In the solid “The Arab Spring and the West: Seven Lessons from History,” The Guardian‘s Seamus Milne reaches into the British Pathe News Video Archive to recall the oil-dependent fundamentals of West-Middle East Relations.
1) The West never gives up its drive to control the Middle East, whatever the setbacks.
2) Imperial powers can usually be relied on to delude themselves about what Arabs actually think.
3) The Big Powers are old hands at prettifying client regimes to keep the oil flowing.
4) People in the Middle East don’t forget their history – even when the US and Europe (conveniently) does.
5) The West has always presented Arabs who insist on running their own affairs as fanatics.
6) Foreign military intervention in the Middle East brings death, destruction, and divide and rule.

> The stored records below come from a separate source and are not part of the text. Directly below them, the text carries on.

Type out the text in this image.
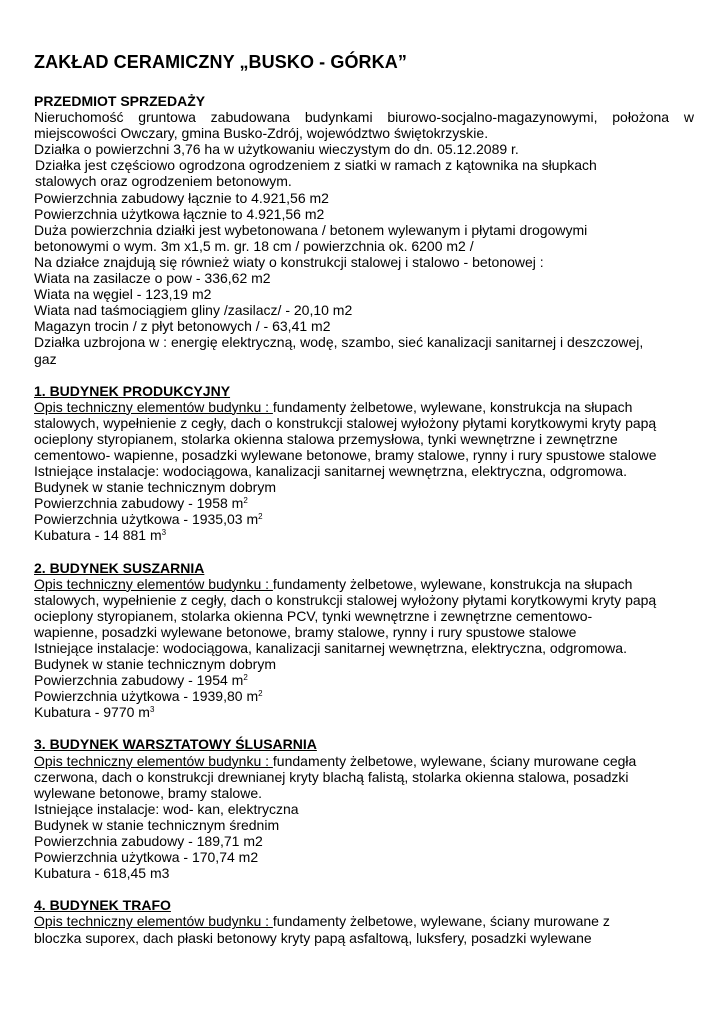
ZAKŁAD CERAMICZNY „BUSKO - GÓRKA”
PRZEDMIOT SPRZEDAŻY
Nieruchomość gruntowa zabudowana budynkami biurowo-socjalno-magazynowymi, położona w
miejscowości Owczary, gmina Busko-Zdrój, województwo świętokrzyskie.
Działka o powierzchni 3,76 ha w użytkowaniu wieczystym do dn. 05.12.2089 r.
Działka jest częściowo ogrodzona ogrodzeniem z siatki w ramach z kątownika na słupkach
stalowych oraz ogrodzeniem betonowym.
Powierzchnia zabudowy łącznie to 4.921,56 m2
Powierzchnia użytkowa łącznie to 4.921,56 m2
Duża powierzchnia działki jest wybetonowana / betonem wylewanym i płytami drogowymi
betonowymi o wym. 3m x1,5 m. gr. 18 cm / powierzchnia ok. 6200 m2 /
Na działce znajdują się również wiaty o konstrukcji stalowej i stalowo - betonowej :
Wiata na zasilacze o pow - 336,62 m2
Wiata na węgiel - 123,19 m2
Wiata nad taśmociągiem gliny /zasilacz/ - 20,10 m2
Magazyn trocin / z płyt betonowych / - 63,41 m2
Działka uzbrojona w : energię elektryczną, wodę, szambo, sieć kanalizacji sanitarnej i deszczowej,
gaz
1. BUDYNEK PRODUKCYJNY
Opis techniczny elementów budynku : fundamenty żelbetowe, wylewane, konstrukcja na słupach
stalowych, wypełnienie z cegły, dach o konstrukcji stalowej wyłożony płytami korytkowymi kryty papą
ocieplony styropianem, stolarka okienna stalowa przemysłowa, tynki wewnętrzne i zewnętrzne
cementowo- wapienne, posadzki wylewane betonowe, bramy stalowe, rynny i rury spustowe stalowe
Istniejące instalacje: wodociągowa, kanalizacji sanitarnej wewnętrzna, elektryczna, odgromowa.
Budynek w stanie technicznym dobrym
Powierzchnia zabudowy - 1958 $m^2$
Powierzchnia użytkowa - 1935,03 $m^2$
Kubatura - 14 881 $m^3$
2. BUDYNEK SUSZARNIA
Opis techniczny elementów budynku : fundamenty żelbetowe, wylewane, konstrukcja na słupach
stalowych, wypełnienie z cegły, dach o konstrukcji stalowej wyłożony płytami korytkowymi kryty papą
ocieplony styropianem, stolarka okienna PCV, tynki wewnętrzne i zewnętrzne cementowo-
wapienne, posadzki wylewane betonowe, bramy stalowe, rynny i rury spustowe stalowe
Istniejące instalacje: wodociągowa, kanalizacji sanitarnej wewnętrzna, elektryczna, odgromowa.
Budynek w stanie technicznym dobrym
Powierzchnia zabudowy - 1954 $m^2$
Powierzchnia użytkowa - 1939,80 $m^2$
Kubatura - 9770 $m^3$
3. BUDYNEK WARSZTATOWY ŚLUSARNIA
Opis techniczny elementów budynku : fundamenty żelbetowe, wylewane, ściany murowane cegła
czerwona, dach o konstrukcji drewnianej kryty blachą falistą, stolarka okienna stalowa, posadzki
wylewane betonowe, bramy stalowe.
Istniejące instalacje: wod- kan, elektryczna
Budynek w stanie technicznym średnim
Powierzchnia zabudowy - 189,71 m2
Powierzchnia użytkowa - 170,74 m2
Kubatura - 618,45 m3
4. BUDYNEK TRAFO
Opis techniczny elementów budynku : fundamenty żelbetowe, wylewane, ściany murowane z
bloczka suporex, dach płaski betonowy kryty papą asfaltową, luksfery, posadzki wylewane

7) Western sponsorship of Palestine’s colonisation is a permanent block on normal relations with the Arab world.
Here in “The Lost Secret of Running” is 1) a brilliant little story of how capitalism (in the form of Nike) distorts our species being (We are a long-distance running species.) and hurts us; and 2) how to run as if you had a human body. Hint: It’s not how you’ve learned to run, which is to maximize Nike’s profits. Includes a video and stills of human running technique.
It turns out, that if we run like humans, we can run far, and faster, and without pain.
Showing more stills of proper running technique, this blog calls 100-up running technique “Chi running”. The technique’s about the same.
In a related story of what happens to food and health when financial capital steps in, here is an article about the blog confessions of a retired General Mills exec.
Need to know how to eat as if you were a human? Check out Michael Pollan.
Here is a link to Schmmitt & Zipperer’s “Is the US A Good Model for Reducing Social Exclusion in Europe?” (2006) CEPR.
Not so much, contend the authors, analyzing social exclusion through the variables of income inequality, poverty, education, health, crime and punishment, the labor market and finally, the coup de gras, social mobility.